Abstract
Introduction
Myeloproliferative neoplasms (MPNs) such as Essential Thrombocythemia (ET) and Polycythemia Vera (PV) are chronic hematological neoplasms that have a long disease course and clinical trajectory and carry a high risk of thromboembolism and hemorrhagic complications. Treatment aims to prevent vascular complications such as stroke, heart attack and blood clots that contribute to frailty and mortality. The extended disease course of MPNs allows for the investigation of the impact of social risk factors on frailty, long-term outcomes, and health care utilization patterns. Therefore, we conducted a retrospective cohort analysis to determine the impact of social risk factors on treatment and disease course in patients with high-risk MPNs.
Methods Patients with high-risk ET or PV were identified through the UTHSC Research Enterprise Data Warehouse (rEDW), a multi-institutional data collaborative with great socioeconomic and geographic diversity. Inclusion criteria were patients aged 18-70 diagnosed with ET or PV between 2014 and 2019 with a documented thrombotic event. Healthcare utilization patterns, follow-ups, and clot burden were defined using hospital visits and their associated ICD-9/10 code classifications. Census tract data were obtained from PolicyMap (www.policymap.com) based on the location of residence and were used to assess social determinants of variability in outcomes and disease course. A modified deficit accumulation frailty index (DAFI) score was calculated using 18 common frailty-associated conditions and was compared among the cohort. Demographic and clinical variables were compared using Student's t-tests and multivariable logistic regressions.
Results
A total of 870 patients with high-risk ET or PV (mean age = 51.8 years) were included in the analysis.
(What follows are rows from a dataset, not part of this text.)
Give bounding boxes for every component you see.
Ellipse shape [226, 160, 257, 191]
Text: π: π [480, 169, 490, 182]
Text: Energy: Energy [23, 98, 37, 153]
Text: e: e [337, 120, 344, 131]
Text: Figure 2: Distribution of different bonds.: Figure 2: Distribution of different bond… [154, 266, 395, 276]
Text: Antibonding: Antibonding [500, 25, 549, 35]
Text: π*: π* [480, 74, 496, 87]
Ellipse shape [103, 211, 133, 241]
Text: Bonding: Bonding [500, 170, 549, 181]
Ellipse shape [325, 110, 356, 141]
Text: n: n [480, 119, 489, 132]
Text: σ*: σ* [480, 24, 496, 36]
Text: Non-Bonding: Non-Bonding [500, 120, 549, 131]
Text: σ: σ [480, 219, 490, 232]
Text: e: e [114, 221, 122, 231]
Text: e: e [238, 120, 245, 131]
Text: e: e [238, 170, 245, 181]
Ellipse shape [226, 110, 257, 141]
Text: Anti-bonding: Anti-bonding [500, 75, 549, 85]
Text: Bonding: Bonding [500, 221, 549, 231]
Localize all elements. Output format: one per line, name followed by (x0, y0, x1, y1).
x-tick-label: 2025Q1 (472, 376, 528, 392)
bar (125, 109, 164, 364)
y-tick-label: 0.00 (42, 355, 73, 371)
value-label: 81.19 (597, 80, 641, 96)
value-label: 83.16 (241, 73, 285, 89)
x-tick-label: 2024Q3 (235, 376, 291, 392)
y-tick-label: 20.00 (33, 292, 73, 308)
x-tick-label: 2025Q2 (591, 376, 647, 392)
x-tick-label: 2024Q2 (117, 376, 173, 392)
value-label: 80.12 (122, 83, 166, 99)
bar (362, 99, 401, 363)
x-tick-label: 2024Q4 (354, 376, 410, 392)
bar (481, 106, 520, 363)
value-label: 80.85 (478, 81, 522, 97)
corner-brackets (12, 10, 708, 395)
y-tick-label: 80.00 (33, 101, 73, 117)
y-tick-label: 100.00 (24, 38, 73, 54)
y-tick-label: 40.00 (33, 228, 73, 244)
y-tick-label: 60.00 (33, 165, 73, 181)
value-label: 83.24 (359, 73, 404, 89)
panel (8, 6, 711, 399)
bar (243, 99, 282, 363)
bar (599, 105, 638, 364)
The cohort was ethnically diverse, consisting of 530 (62.4%) White and 289 (33.9%) African-American patients. In terms of outcomes, race, median household income, and rurality did not impact the age of diagnosis. Those in medically underserved areas (MUAs) were diagnosed, on average, 2.6 years later than those who were not (p = 0.0089). There were no significant differences in the setting of diagnosis (inpatient vs outpatient) between these demographic groups. Upon assessing whether social risk factors impacted morbidity and outcomes, poverty rate was found to be associated with an increased risk of MI and stroke, with an odds ratio of 1.019 and 1.025 per percent increase in poverty rate, respectively (p = 0.001; p = 0.004). Higher insurance coverage at the community level was associated with improved overall survival, with each 1% increase in census tract insurance coverage corresponding to a 5% reduction in the odds of death (OR 0.95; 95% CI, 0.91–0.99; p = 0.0087). Increased frailty was observed in males and those living in census tracts with a lower median household income (β = -0.042, p < 0.001; β = -5.18 × 10⁻⁷, p = 0.028). Unexpectedly, patients residing in non-MUAs experienced higher frailty scores, which could be attributed to cumulative disease burden or survivorship effects (β = 0.033, p = 0.007). Additionally, we identified disparities in healthcare utilization within the cohort. The number of clinical site visits after the initial diagnosis was 32.4 in African Americans versus 15.5 in White patients (p < 0.0001). Similarly, the number of hospitalizations in African Americans was significantly higher than in White patients (3.36 vs 1.93; p < 0.0001).
Conclusions In this retrospective cohort study of patients with high-risk MPNs, we demonstrate that social risk factors significantly influenced both the timing of diagnosis and disease trajectory. Delayed diagnosis in underserved areas indicates that potential disparities exist that create barriers in accessing to early care. Notably, African-American patients had significantly higher healthcare utilization, indicating possible differences in disease monitoring and morbidity. Although frailty was more associated with male gender and lower income, patients in non-medically underserved areas had higher frailty scores, suggesting complexity in the factors determining disease burden and access to care that warrants further investigation. These findings highlight the need to incorporate social determinants of health into risk stratification and management models for MPNs and to address systemic barriers to equitable care in hematologic malignancies.